Ein Besuch im Tempel des Country: Die Grand Ole Opry feiert Bill Monroe mit Ricky Skaggs, Rhonda Vincent, Carly Pearce und vielen anderen

Rhonda Vincent mit ihren Bluegrass Boys in der Grand Ole Opry (16. September 2025) FOTO: Dylan Akalin

Ein Abend zwischen Andacht und Volksfest: In der Grand Ole Opry in Nashville wird Bluegrass-Pionier Bill Monroe geehrt – mit Stars wie Ricky Skaggs, Rhonda Vincent und Newcomer Wyatt Ellis. Die Show zeigt, wie lebendig Monroes Erbe bis heute ist. Ein Besuch im Country-Tempel.

Von Dylan Akalin

Auf den ersten Schock folgt die Aufregung. Man hat so eine romantische Vorstellung von dem vielleicht wichtigsten Tempel der Countrymusik. Die Anfahrt stellt man sich fast wie eine kleine Pilgerfahrt vor. Die Grand Ole Opry hat ihren Standort in den vergangenen 100 Jahren mehrmals gewechselt. Jetzt liegt sie etwas außerhalb von Nashville. Am Opryland Drive öffnet sich das Gelände, flankiert vom mächtigen Gaylord Opryland Resort, einem labyrinthartigen Hotelkomplex mit Glasdächern, botanischen Gärten und Wasserfällen. Davor: Parkflächen voller Pickups und Mietwagen mit Nummernschildern aus allen Bundesstaaten – ein Hinweis darauf, dass die Opry eine nationale Kultstätte ist – aber auch, dass das hier auch ein Entertainment- und Konsumzentrum ist. PARTY – PLAY – EAT – DRINK prangt auf der Fassade des Mall-Komplexes, in der neben allen bekannten Geschäften auch ein Madame Toussaint-Theater, ein Bayrisches Bierhaus und ein Restaurant ein Erlebnis der besonderen Art verspricht: Dinieren zwischen riesigen Aquarien mit den buntesten und ungewöhnlichsten Fischen, die die Weltmeere zu bieten haben.

Die Grand Ole Opry

Das Gebäude selbst wirkt von außen fast schlicht, mit seiner Backsteinfassade und den weißen Säulen. Vorne auf einem kleinen Platz prangen die großen Lettern OPRY, zwei riesige Gitarren säumen den Weg zur Halle. Im Foyer hängen Bilder von Ikonen – Hank Williams, Patsy Cline, Dolly Parton – und erinnern daran, dass dieser Saal seit 1974 die Bühne der Opry ist, nachdem die Show vom Ryman Auditorium hierherzog. Die Wände tragen Geschichten, und man spürt sofort, dass man sich auf historischem Boden bewegt. Hinter Glas drehen sich Gitarren von Johnny und Rosanne Cash, es gibt Popcorn wie im Kino und jede Menge Snacks und Drinks, darunter etwa Minnie’s Moonshine, ein pinkfarbener Cocktail. 

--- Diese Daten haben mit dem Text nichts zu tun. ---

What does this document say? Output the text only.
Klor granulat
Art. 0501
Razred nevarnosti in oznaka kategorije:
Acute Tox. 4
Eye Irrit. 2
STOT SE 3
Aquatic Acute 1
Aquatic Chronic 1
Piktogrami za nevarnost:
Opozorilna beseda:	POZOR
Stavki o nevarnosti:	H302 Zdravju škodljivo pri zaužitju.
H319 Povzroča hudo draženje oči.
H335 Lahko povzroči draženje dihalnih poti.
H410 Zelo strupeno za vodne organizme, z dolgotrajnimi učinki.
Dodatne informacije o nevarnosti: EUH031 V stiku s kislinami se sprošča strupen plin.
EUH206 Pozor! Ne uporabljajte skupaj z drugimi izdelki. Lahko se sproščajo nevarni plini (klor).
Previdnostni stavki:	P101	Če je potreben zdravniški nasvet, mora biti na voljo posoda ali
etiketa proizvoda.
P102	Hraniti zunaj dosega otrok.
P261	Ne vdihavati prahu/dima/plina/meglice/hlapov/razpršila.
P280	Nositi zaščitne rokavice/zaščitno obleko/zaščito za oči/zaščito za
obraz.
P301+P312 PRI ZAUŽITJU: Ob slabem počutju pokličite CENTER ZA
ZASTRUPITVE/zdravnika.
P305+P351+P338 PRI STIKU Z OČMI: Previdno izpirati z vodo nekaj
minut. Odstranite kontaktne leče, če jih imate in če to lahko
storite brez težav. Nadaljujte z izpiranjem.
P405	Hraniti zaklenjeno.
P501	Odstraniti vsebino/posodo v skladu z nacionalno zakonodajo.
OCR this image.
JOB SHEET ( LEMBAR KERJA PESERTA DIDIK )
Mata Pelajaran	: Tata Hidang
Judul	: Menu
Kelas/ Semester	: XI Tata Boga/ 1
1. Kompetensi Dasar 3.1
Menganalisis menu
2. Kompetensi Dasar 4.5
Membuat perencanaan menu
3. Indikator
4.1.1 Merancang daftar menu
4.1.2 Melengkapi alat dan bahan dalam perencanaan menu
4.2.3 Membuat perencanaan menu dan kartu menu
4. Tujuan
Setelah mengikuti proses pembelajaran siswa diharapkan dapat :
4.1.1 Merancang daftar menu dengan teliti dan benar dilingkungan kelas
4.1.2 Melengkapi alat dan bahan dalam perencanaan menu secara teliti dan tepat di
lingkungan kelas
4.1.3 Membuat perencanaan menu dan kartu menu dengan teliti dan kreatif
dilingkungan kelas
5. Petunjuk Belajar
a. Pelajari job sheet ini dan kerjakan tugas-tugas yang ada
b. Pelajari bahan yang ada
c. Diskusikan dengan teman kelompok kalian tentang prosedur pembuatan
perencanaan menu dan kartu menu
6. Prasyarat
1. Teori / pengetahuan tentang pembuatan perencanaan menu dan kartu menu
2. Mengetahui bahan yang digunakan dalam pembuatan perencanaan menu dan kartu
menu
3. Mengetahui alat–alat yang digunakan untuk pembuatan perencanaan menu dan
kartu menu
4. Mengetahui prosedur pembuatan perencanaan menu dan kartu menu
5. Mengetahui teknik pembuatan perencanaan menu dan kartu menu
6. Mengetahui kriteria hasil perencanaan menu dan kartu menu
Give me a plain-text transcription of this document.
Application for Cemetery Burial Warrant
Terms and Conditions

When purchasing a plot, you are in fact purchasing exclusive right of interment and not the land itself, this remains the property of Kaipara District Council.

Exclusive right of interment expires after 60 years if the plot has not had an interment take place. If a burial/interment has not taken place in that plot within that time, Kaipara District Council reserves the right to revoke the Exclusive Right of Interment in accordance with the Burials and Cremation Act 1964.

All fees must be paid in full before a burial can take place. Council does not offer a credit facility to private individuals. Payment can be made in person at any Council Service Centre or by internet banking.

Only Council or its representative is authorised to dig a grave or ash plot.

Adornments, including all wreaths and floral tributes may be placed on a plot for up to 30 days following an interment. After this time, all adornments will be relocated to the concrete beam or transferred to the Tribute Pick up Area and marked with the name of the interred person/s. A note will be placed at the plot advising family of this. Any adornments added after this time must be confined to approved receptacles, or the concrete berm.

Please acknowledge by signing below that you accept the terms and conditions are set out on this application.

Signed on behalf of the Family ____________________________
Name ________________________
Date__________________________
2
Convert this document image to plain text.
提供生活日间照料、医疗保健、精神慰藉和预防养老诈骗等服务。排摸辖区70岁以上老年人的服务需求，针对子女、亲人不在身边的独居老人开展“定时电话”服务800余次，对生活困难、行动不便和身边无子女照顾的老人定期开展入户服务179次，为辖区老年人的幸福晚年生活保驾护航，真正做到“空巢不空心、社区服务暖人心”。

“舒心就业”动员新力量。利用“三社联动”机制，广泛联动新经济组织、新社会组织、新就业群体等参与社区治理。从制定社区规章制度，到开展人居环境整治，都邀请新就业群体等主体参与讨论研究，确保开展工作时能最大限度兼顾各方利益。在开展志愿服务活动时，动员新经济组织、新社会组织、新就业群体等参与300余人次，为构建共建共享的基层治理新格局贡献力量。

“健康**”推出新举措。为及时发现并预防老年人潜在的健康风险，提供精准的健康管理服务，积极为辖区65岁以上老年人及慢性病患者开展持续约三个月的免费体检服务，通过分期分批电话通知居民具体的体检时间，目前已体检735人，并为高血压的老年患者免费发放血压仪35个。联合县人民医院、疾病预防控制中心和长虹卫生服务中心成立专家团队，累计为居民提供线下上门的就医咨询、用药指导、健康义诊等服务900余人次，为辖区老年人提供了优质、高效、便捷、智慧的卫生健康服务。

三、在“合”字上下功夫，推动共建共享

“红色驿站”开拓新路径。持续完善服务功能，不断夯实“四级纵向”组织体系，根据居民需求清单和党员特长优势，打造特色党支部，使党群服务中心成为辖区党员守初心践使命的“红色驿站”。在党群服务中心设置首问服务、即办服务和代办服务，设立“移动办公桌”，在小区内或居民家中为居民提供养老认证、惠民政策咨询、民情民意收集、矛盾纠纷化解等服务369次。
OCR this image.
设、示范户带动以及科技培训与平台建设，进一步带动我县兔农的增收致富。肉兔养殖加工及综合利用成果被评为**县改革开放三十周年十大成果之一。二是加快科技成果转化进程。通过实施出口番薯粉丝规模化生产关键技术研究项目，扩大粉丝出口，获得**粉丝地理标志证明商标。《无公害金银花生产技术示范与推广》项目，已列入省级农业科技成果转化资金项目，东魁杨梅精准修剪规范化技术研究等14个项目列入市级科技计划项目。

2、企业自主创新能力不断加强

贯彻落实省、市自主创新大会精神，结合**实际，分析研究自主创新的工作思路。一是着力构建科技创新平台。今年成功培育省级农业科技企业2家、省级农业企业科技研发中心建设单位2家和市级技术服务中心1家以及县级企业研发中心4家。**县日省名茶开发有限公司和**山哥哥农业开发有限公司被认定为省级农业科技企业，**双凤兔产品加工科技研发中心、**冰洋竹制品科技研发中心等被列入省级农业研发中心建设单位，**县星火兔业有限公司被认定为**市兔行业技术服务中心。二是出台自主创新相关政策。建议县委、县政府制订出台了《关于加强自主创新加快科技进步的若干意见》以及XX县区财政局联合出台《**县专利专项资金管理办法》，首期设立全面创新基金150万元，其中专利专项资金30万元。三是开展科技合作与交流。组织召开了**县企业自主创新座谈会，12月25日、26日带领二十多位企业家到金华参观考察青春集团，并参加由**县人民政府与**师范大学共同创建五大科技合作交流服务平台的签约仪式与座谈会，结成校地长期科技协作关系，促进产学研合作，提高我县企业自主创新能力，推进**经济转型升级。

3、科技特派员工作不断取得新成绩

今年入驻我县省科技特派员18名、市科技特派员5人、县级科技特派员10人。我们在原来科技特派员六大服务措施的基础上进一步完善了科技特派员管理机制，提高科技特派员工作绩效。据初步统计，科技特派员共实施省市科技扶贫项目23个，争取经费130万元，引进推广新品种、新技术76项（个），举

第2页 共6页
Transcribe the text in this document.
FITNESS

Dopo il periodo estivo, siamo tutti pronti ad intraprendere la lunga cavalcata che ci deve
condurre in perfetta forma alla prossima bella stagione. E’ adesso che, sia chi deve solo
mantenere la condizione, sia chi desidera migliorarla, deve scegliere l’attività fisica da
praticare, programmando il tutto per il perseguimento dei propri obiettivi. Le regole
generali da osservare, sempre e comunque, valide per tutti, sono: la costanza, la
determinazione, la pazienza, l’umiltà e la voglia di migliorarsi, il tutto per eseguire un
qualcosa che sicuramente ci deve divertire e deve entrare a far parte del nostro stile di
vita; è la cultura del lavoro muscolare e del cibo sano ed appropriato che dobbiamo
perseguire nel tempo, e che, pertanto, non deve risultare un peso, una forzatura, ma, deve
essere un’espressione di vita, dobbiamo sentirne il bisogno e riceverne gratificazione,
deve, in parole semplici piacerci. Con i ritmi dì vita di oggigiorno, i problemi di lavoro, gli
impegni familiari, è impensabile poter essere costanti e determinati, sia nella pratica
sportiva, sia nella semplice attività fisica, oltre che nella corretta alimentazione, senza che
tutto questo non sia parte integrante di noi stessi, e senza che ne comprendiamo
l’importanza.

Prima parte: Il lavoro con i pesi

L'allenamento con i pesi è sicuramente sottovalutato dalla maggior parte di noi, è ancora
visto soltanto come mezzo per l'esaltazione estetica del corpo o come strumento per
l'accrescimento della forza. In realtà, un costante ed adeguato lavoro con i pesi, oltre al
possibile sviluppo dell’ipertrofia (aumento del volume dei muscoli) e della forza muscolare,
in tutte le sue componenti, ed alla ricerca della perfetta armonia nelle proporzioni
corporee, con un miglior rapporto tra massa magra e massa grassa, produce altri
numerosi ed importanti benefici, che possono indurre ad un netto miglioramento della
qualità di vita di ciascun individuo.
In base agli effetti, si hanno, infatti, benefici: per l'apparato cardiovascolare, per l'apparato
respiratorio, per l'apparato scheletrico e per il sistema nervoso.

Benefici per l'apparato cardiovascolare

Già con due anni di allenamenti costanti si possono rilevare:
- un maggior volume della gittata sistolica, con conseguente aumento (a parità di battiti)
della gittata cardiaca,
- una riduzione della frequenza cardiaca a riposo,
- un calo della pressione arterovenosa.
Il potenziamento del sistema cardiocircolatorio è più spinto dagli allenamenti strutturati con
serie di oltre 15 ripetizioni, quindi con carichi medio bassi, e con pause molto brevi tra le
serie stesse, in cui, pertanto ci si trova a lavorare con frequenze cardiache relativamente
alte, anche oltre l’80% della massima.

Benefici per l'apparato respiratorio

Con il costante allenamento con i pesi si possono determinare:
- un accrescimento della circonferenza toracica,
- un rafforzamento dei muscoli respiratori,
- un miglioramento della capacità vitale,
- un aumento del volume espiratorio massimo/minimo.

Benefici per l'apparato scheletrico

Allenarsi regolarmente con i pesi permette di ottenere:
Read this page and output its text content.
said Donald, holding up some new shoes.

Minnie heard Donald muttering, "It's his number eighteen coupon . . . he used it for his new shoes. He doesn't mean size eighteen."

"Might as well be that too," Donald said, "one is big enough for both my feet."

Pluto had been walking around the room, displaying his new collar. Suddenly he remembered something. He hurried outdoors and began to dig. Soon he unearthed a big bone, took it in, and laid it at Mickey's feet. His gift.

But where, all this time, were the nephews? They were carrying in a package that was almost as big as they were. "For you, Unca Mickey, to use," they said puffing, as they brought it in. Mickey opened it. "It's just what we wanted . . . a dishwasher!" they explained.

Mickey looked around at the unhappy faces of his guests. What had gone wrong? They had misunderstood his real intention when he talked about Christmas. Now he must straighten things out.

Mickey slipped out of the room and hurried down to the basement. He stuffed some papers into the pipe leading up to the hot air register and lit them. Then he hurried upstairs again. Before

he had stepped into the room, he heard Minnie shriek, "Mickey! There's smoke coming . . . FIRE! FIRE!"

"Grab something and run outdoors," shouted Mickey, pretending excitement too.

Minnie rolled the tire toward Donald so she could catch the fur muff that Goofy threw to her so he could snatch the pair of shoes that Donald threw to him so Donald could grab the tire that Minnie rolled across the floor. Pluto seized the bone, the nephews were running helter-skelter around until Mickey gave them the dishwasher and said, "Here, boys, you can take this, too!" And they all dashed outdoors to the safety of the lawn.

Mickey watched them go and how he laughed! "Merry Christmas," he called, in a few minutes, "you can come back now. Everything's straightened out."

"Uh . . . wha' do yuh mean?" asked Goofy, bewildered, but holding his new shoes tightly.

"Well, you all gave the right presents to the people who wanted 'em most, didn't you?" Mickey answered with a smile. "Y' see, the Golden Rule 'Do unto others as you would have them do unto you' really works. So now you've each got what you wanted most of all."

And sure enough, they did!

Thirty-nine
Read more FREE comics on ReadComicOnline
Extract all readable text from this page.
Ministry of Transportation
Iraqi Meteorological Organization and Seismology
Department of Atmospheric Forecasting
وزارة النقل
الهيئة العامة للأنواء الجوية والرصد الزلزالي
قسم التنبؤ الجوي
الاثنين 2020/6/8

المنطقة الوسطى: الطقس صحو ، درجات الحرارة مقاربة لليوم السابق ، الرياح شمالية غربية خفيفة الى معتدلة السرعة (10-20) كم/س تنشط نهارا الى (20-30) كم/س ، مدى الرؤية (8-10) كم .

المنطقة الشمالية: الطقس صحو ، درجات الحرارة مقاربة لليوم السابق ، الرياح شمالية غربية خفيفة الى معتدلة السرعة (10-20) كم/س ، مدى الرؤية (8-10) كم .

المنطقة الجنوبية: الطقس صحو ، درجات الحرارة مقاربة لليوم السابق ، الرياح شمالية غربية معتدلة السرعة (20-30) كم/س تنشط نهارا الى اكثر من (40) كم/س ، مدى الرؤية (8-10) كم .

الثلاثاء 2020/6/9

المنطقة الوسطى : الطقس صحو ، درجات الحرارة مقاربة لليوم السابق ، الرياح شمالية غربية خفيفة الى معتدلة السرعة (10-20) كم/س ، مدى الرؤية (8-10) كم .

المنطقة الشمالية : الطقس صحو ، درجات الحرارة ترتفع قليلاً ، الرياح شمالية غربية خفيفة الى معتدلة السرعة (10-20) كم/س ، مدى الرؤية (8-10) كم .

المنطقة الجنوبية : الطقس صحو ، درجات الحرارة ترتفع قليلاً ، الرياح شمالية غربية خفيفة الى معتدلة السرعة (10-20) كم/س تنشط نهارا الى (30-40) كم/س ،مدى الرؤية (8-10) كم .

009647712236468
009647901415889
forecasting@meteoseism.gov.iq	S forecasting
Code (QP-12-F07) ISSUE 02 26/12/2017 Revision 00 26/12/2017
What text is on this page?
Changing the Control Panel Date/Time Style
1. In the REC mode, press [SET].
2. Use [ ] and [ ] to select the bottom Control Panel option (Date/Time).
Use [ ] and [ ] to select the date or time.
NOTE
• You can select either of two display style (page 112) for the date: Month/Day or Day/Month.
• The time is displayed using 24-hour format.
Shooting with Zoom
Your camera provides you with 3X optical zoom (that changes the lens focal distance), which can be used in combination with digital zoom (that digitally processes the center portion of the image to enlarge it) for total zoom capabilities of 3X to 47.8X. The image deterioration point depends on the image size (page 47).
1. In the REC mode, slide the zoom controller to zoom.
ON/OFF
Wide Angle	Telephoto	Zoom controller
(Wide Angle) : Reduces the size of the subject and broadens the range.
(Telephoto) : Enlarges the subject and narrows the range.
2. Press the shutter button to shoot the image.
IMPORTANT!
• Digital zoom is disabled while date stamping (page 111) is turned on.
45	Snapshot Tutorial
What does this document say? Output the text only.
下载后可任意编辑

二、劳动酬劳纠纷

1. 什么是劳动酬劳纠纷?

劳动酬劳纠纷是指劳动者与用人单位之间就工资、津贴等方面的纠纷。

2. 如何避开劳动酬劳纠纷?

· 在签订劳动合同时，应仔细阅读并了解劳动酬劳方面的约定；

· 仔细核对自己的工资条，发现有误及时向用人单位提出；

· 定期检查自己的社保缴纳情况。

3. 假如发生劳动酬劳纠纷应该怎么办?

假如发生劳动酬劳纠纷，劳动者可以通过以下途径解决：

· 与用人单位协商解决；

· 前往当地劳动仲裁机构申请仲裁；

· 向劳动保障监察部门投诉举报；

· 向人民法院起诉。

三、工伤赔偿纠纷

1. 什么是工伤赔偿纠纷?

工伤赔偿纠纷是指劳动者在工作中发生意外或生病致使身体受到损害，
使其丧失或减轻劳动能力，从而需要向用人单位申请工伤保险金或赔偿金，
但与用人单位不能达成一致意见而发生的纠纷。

Die Grand Ole Opry in Nashville (16. September 2025) FOTO: Dylan Akalin

Im Zuschauerraum öffnet sich dann der Blick: ein hölzernes Amphitheater, kreisförmig angeordnet, fast wie eine Kirche ohne Altar. Die Bühne ist zunächst von einem schweren roten Vorhang verhüllt. Sie ist schlicht, doch das Auge bleibt an einem Detail hängen – dem hölzernen Ring in der Mitte, ausgesägt aus den Originaldielen des Ryman. Jeder, der darauf tritt, tritt auch in die Fußstapfen von Legenden.

Das Licht ist warm, goldgelb, und legt sich wie ein nostalgischer Filter über alles. Der Sound ist klar, direkt, sauber – man hat das Gefühl, die Mandoline von Wyatt Ellis oder das Banjo von Del McCoury so nah zu hören, als stünden die Musiker direkt vor einem.

Opry 100 Honors Bill Monroe 2025

Die Stimmung im Saal ist eine Mischung aus Andacht und Volksfest. Manche Besucher tragen Cowboyhüte, andere touristische T-Shirts mit „Nashville“ in Neonlettern, an den umgehängten Karten erkennt man diverse Reisegruppen, überwiegend älteren Semesters. Die Sitze ähneln Kirchenbänken, allerdings gepolstert.

Ich habe ein tolles Ticket in der elften Reihe vorne ergattert, die Show ist wieder mal ausverkauft. Das Thema heut: Opry 100 Honors Bill Monroe 2025. 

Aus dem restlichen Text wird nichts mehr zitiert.